In an industry still suffering from staff, skills and materials shortages, the competition to remain ‘relevant’ as a business (and a leader) is acute. Leaders of teams, businesses and communities are expected to respond to change more quickly than before (the commonplace phrase of 2020, pivot, springs to mind).
American researcher Dr. Brené Brown notes that, “The number one cause of shame at work is fear of irrelevance. The number one cause of fear of irrelevance is change.” It begs the question – how do leaders and businesses stay relevant with all this change afoot?
Through the last decade of my career, I continue to be amazed by the fast pace of technology growth – some of which I can no longer hope to master. With this comes the danger of feeling deskilled, out of my depth, and increasingly reliant on others to do ‘my’ work. As a team leader, I’m asked to leave behind the routine thinking patterns and question how I could do better. This is uncomfortable work, and often I do not have all the answers.

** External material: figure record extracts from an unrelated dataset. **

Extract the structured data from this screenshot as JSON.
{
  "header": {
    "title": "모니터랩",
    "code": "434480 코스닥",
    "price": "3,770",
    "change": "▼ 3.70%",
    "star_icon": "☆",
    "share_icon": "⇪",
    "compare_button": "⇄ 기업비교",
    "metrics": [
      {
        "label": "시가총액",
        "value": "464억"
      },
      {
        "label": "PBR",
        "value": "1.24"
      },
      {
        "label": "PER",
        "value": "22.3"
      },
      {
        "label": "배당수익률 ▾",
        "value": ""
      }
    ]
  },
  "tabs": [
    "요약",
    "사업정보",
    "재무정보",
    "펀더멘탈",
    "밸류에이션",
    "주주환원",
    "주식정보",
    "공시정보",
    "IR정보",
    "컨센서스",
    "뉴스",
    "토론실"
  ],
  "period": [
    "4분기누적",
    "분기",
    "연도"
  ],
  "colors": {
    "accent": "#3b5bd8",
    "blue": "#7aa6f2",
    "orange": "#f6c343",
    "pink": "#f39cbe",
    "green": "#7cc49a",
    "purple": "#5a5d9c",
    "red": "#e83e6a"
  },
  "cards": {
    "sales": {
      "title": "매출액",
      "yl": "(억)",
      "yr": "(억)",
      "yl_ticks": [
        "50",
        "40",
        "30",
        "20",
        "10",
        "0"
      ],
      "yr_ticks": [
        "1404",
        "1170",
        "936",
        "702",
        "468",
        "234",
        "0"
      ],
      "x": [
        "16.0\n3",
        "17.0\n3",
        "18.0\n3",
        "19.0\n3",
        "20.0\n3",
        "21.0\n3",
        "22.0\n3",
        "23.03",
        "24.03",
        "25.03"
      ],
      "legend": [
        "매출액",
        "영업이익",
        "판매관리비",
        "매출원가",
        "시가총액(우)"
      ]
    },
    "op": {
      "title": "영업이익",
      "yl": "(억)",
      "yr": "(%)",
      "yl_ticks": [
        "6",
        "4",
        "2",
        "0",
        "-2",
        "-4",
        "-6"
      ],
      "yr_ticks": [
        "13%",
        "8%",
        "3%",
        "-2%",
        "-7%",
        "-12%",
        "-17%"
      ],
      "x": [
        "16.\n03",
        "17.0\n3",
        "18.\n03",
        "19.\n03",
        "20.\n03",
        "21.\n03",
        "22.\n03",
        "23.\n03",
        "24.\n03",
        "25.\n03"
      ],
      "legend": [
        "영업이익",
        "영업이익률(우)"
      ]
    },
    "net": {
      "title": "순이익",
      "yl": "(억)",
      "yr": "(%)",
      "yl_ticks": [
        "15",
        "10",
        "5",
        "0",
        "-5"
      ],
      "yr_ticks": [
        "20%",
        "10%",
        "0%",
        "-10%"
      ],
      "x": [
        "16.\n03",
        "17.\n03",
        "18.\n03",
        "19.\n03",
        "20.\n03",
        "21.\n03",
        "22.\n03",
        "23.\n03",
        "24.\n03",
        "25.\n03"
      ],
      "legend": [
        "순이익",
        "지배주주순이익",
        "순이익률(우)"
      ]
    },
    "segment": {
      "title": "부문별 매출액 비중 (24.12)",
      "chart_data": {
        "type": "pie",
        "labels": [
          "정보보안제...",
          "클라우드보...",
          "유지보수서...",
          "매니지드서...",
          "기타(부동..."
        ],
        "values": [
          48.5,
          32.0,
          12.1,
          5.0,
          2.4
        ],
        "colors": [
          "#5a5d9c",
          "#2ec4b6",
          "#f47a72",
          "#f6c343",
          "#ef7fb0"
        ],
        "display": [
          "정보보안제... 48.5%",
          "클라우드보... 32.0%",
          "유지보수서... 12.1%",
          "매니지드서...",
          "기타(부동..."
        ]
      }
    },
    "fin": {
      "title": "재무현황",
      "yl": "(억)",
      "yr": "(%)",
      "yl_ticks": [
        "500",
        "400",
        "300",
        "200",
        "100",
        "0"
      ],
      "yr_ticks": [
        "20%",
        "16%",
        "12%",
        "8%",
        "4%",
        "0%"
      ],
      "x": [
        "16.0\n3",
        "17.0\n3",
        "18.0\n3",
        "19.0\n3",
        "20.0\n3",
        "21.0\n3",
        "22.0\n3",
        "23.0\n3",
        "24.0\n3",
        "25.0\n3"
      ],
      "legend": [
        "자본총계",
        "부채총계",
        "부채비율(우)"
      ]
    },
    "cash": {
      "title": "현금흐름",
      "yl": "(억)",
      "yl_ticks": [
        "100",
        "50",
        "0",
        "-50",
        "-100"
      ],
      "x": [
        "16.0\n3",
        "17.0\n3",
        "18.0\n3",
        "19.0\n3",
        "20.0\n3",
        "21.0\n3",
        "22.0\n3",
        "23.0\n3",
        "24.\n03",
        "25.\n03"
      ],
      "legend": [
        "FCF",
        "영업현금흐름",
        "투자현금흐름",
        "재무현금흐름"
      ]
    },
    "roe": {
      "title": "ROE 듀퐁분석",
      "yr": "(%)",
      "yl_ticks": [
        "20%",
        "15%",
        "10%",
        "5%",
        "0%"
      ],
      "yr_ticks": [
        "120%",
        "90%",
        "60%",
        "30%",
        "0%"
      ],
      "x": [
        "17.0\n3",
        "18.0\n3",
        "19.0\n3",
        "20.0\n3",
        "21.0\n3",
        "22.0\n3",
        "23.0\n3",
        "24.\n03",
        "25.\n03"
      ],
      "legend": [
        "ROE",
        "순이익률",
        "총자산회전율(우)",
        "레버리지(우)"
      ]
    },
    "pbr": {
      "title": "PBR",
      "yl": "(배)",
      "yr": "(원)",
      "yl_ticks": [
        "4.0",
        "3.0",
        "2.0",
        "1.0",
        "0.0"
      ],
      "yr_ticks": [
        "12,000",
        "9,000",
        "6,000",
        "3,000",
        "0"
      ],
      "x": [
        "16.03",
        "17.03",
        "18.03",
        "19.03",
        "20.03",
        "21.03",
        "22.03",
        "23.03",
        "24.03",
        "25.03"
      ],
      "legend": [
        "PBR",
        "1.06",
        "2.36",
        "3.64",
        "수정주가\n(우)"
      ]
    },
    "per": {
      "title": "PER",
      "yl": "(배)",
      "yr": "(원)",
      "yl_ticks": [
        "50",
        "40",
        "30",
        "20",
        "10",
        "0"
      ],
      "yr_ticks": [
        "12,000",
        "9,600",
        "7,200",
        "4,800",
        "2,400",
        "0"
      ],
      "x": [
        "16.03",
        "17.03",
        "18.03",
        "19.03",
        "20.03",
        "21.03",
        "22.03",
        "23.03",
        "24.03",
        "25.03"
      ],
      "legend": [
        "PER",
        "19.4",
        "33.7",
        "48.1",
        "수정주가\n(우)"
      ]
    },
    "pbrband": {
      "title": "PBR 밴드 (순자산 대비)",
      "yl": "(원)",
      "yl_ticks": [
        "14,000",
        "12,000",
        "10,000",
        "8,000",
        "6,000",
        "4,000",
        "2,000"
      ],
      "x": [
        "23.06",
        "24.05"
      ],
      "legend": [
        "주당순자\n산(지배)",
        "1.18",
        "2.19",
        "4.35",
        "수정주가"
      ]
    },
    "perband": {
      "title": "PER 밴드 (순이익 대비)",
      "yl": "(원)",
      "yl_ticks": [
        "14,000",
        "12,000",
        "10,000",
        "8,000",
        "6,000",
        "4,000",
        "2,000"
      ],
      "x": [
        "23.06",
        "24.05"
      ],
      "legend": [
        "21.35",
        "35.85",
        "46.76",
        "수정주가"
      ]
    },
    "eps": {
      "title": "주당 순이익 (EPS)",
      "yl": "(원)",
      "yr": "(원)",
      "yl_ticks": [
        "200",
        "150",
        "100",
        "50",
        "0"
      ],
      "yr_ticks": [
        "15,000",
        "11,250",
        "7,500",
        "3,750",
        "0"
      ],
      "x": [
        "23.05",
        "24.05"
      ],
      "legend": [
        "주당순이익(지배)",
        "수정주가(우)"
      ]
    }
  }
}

Having to find the balance, and transition to a less-defined or understood purpose can be difficult, and at times I have been tempted to dig in my heels. But static thinking and stubborn righteousness will not safeguard me from my fear of becoming irrelevant. And I still need to have answers for my team.
As I progress in my career, I realise that perhaps good leaders know they do not have all the answers. When the only constant is change, and according to Brown, ‘there is no change without discomfort’, it’s time to get comfortable with the uncomfortable in order to lead – with relevance.